Le fait que Tintin au Congo soit classée BD pour adulte en Angleterre et qu’un étudiant congolais porte plainte devant les tribunaux belges à l’encontre de la société Moulinsart (il juge que l’album est raciste et xénophobe), suscite la passion dans le pays natal d’Hergé. Cette aventure de Tintin est, en quelque sorte devenu le symbole de la timidité du pouvoir politique belge à reconnaître les affres de la colonisation.
Un journaliste de l’hebdomadaire belge est descendu à Matonge, le quartier africain de Bruxelles. Même si certains Congolais se montrent choqués par le caractère raciste de l’album, certains y voient une opportunité. Ainsi Guy, un vendeur congolais, confie à François Brabant et Olivier Rogeau : « Si le débat se focalise sur Tintin, ça n’a même pas de sens d’en discuter. Par contre, cette affaire peut être l’occasion de saisir le rétroviseur. Il faut que les Belges reconnaissent les erreurs du passé. Des excuses ne résoudront pas tout, mais cela apaisera les relations belgo-congolaises ».
Le Vif / L’express rapporte que « Pour l’étudiant congolais, il n’est pas admissible que la société Moulinsart fasse son beurre avec un album raciste ». Ces propos nous paraissent injustes. Hergé a reconnu que les aspects maladroits et racistes de l’album correspondaient à la vision de l’époque, à celle que les bourgeois conservateurs belges avaient du colonialisme en 1931. D’autres part, le créateur de Tintin avait insufflé dans de nombreuses aventures du célèbre reporter d’incontestables valeurs humanistes : fidélité, amitié, solidarité, respect des autres, etc.
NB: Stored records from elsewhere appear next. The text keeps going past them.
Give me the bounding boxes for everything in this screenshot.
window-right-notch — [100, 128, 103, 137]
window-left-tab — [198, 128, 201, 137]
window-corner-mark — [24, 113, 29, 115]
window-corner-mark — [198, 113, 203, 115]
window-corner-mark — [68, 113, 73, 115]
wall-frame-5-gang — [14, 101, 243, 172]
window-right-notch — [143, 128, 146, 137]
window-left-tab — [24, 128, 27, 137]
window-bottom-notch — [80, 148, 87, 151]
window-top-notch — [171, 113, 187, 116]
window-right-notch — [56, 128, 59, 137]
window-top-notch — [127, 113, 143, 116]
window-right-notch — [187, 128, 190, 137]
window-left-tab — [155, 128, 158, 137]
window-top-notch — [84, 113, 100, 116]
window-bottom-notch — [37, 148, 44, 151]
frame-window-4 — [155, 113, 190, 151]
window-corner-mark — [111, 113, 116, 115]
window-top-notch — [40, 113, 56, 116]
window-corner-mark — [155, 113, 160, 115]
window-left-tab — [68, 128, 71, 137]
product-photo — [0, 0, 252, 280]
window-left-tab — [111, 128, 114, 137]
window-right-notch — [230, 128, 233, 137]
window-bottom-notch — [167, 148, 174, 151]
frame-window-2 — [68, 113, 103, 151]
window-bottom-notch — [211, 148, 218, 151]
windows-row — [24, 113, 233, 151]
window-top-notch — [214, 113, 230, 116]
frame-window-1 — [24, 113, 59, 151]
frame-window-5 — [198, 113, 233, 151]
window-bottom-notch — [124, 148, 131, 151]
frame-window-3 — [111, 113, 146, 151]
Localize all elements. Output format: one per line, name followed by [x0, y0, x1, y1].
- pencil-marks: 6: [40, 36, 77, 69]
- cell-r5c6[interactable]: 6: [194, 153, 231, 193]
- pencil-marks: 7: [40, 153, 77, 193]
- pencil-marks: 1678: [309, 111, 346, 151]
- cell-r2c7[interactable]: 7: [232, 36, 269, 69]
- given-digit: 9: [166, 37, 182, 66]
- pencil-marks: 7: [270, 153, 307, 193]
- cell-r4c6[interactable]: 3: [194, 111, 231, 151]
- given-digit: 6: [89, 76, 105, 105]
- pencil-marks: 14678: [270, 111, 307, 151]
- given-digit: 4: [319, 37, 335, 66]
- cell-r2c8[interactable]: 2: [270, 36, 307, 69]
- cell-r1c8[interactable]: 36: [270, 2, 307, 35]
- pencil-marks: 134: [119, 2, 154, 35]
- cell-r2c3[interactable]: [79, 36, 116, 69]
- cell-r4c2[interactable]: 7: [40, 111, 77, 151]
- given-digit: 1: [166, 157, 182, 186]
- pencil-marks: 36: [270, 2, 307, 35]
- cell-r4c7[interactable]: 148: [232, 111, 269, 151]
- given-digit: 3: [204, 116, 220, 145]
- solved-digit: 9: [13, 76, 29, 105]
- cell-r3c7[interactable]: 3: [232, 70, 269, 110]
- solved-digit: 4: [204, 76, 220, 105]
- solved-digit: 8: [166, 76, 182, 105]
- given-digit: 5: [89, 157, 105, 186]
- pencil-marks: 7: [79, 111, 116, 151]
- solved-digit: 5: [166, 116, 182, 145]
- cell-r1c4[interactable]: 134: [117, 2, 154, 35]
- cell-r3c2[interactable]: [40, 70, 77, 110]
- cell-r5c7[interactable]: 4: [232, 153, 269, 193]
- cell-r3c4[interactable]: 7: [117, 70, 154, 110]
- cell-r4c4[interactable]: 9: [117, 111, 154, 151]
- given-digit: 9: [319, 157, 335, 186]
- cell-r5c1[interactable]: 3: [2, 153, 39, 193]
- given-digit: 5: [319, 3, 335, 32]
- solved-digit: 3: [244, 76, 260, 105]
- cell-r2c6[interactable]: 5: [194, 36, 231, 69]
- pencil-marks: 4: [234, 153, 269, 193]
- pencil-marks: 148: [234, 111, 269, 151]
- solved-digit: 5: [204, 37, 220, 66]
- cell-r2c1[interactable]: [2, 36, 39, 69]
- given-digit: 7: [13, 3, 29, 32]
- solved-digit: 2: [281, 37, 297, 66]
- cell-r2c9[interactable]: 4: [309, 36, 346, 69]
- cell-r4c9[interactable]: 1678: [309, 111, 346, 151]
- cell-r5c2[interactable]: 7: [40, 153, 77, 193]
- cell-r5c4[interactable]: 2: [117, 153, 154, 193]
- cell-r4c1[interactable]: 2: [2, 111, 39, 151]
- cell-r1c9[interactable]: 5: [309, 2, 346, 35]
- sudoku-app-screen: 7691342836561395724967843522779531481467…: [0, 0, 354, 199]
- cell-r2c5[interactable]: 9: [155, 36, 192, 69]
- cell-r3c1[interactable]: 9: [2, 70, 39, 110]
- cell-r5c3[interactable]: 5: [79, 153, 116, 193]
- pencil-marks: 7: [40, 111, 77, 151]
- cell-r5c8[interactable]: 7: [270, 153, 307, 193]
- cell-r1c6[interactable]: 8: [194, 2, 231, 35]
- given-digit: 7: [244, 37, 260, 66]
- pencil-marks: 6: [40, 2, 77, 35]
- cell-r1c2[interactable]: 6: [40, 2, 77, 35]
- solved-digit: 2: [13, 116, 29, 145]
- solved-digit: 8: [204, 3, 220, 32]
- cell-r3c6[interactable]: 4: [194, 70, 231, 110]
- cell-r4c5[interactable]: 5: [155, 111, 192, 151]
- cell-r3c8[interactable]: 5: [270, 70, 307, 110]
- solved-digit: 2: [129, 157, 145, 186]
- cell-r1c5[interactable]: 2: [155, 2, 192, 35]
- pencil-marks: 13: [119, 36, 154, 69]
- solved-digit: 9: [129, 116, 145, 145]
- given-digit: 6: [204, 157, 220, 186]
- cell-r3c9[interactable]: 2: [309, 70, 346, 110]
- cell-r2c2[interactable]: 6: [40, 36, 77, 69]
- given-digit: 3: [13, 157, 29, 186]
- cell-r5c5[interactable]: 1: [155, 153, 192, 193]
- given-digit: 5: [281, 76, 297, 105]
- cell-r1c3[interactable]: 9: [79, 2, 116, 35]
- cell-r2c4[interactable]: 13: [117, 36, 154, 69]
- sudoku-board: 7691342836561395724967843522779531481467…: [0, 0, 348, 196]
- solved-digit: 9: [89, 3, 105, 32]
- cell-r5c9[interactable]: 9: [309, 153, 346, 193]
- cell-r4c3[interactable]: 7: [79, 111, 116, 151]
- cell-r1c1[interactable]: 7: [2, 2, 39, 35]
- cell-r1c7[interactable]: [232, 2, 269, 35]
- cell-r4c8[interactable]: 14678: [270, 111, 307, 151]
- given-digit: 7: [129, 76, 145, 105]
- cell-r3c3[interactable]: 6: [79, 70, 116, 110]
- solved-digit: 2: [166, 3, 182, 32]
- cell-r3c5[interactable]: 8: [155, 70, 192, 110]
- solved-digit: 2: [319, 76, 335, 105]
Le Dalaï Lama, n’a-t-il pas dit lors de son passage en Belgique que : « Tintin au Tibet a permis à de très nombreuses personnes de savoir que le Tibet existait » ?
Jean-Claude De la Royère, conservateur au Centre Belge de la Bande Dessinée, résume cette polémique en une phrase : « faire du politiquement correct avec de l’ancien est impossible ». De fait, les perceptions ont fortement évolués en 70 ans. Le discours de l’époque doit être pris en compte. Didier Pasamonik que nos lecteurs connaissent bien, explique au Vif / L’Express que « retirer de la vente Tintin au Congo reviendrait à se priver du meilleur outil pédagogique décrivant l’idéologie de l’époque ». Il poursuit : « Je trouve gênant qu’une œuvre raciste ne soit pas remise dans son contexte. La légèreté de l’éditeur, qui n’introduit pas un tel livre de manière spécifique et pédagogique est plus condamnable que celle de l’auteur. ». Une solution que nous préconisons depuis le début de la polémique.